Dans les années 20, Van Melkebeke s’inscrit à l’Académie des Beaux-arts de Bruxelles. Il y fait rapidement la connaissance de Jacques Laudy qu’il présentera à Edgar P. Jacobs, également inscrit aux Beaux-arts. Les trois compères ont vingt ans … et sont souvent ensemble. Les années passent et, en juin 1940, Van Melkebeke entre au quotidien bruxellois germanophile « Le Soir » où il anime “La page de l’enfance” qu’il illustre avec “Les aventures du Baron de Crac”.
En septembre 1940, Raymond de Becker, le directeur du “Soir”, à l’idée de faire appel à Hergé pour lancer un supplément jeunesse : “Le Soir Jeunesse” qui présenterait les aventures de Tintin. Le premier numéro du “Soir Jeunesse” paraîtra le 17 octobre 1940, avec comme rédacteur en chef Hergé et comme assistants Van Melkebeke et Jamin (ancien complice de Hergé au “Petit Vingtième”). Hergé et Van Melkebeke s’apprécient mutuellement et écrivent ensemble en 1941 une pièce de théâtre en trois actes, « Tintin aux Indes, le mystère du diamant bleu ». Puis, dans la foulée, une seconde pièce : « M. Boullock a disparu » :
C’est à l’occasion de la première de » Tintin aux Indes « , le 15 avril 1941, que Van Melkebeke présente son grand ami Edgar Pierre Jacobs à Hergé. Hergé et Van Melkebeke se lient d’amitié.

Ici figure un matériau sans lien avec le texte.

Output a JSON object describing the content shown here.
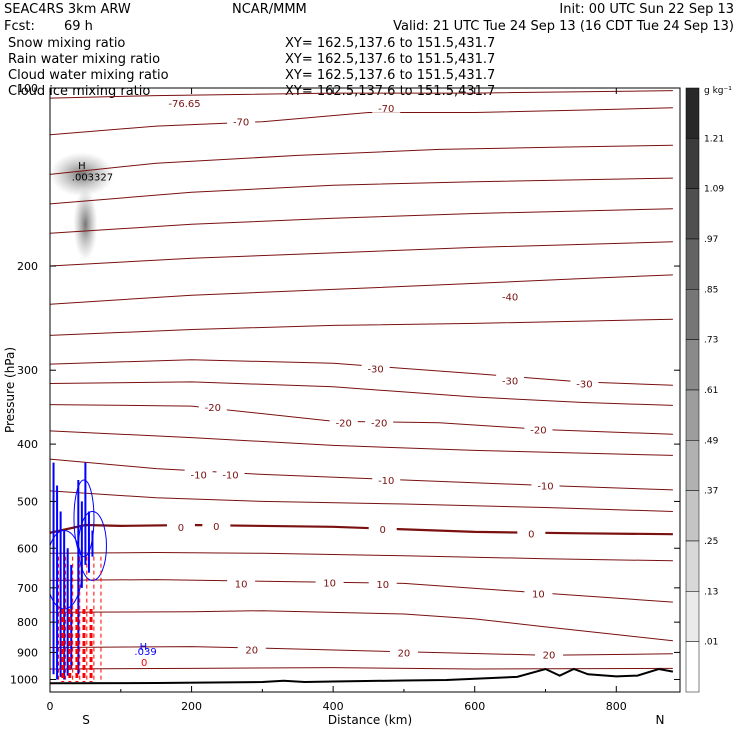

Ce dernier participe à de nombreux scénarios des Aventures de Tintin. En 1944, lors de la libération de la Belgique par les alliés, les choses se passent mal pour Van Melkebeke. Son attitude plus que conciliante vis-à-vis de l’occupant pendant la guerre lui vaudra une condamnation.
En 1946, Hergé fera appel à lui pour réaliser la première maquette du journal “Tintin”.

Van Melkebeke s’occupera également des scénarios de quelques-uns des albums de « Corentin », le héros de Paul Cuvelier. Il en sera de même avec Edgar Pierre Jacobs qui s’inspirera de son physique pour crée le visage du Professeur Mortimer et de celui de Laudy pour Blake.

Durant toutes ses années, Van Melkebeke entretient une collaboration professionnelle intense avec Hergé, fidèle en amitié. “L’Ami Jacques”, comme l’appelaient Jacobs et Hergé, meurt à Bruxelles, des suites d’une thrombose, le 8 juin 1983, 3 mois après Hergé.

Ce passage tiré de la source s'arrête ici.